Concernant le terme de familisme, ce n’est pas moi qui l’ai inventé, contrairement à ce que certains pensent. C’est un vieux terme sociologique que j’ai ressorti parce que je pense qu’il décrit au mieux cette idéologie selon laquelle la famille est la seule forme de vie valable. Selon le Dictionary of Sociology, il signifie simplement la prédominance de la famille et désigne ainsi une structure sociale dans laquelle la famille joue un rôle central dans l’existence sociale de l’homme et dans la cohésion de la société. Mais ce n’est pas seulement un concept sociologique, c’est aussi l’idéologie qui considère la famille nucléaire comme le mode de vie dominant et naturel. La droite le répète aujourd’hui : « C’est tout de même naturel » ou « C’est Dieu qui veut que les gens vivent ensemble sous cette forme ».

En Allemagne, ce concept est-il repris également par des partis politiques ?

L’ AfD ne dit pas que la famille a été voulue par Dieu, mais la CDU/CSU le dit.
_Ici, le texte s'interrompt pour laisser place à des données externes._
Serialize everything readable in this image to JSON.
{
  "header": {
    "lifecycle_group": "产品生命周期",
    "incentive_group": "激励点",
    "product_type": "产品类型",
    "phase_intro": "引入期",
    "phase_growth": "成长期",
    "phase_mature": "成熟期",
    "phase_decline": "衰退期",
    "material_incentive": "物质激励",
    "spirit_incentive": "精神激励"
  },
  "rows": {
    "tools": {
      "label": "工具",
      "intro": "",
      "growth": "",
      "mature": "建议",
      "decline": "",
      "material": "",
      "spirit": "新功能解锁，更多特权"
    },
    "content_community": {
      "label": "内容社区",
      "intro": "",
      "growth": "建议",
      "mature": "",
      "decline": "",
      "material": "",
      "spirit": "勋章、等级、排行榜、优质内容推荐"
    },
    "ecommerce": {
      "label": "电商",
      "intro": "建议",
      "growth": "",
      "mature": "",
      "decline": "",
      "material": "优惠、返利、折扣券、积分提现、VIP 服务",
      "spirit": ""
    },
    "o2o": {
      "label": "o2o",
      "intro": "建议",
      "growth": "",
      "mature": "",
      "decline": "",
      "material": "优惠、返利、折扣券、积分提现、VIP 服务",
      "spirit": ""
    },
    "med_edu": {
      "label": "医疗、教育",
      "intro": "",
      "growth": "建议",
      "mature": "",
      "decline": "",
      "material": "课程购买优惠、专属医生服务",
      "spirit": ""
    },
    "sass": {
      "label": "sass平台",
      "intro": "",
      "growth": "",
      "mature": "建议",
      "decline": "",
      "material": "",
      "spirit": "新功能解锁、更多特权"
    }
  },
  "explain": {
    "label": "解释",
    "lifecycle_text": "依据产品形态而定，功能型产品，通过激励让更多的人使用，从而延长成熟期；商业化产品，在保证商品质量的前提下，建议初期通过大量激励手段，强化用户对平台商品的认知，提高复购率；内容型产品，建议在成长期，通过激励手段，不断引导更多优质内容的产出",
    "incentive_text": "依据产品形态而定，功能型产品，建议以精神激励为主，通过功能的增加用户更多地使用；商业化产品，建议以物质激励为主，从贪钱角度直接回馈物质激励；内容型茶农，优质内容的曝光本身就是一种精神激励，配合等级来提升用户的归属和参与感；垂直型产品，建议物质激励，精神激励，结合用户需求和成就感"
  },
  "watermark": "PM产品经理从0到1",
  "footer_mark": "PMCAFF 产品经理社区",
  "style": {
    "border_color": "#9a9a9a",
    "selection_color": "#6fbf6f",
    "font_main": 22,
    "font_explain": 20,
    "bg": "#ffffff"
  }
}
Et maintenant, depuis le vote de la Loi fondamentale, inscrite dans la Constitution après la réunification, la famille est sous la protection spéciale de l’État. Le terme famille repris dans cette loi peut représenter beaucoup de choses aujourd’hui, mais il s’agit toujours de la famille nucléaire. Elle est une préoccupation importante pour les deux Églises chrétiennes, et les sociaux-démocrates, qui étaient au départ contre cette loi, la défendent aussi aujourd’hui. Un terme similaire et une protection similaire existaient après 1966 dans le code de la famille de la RDA.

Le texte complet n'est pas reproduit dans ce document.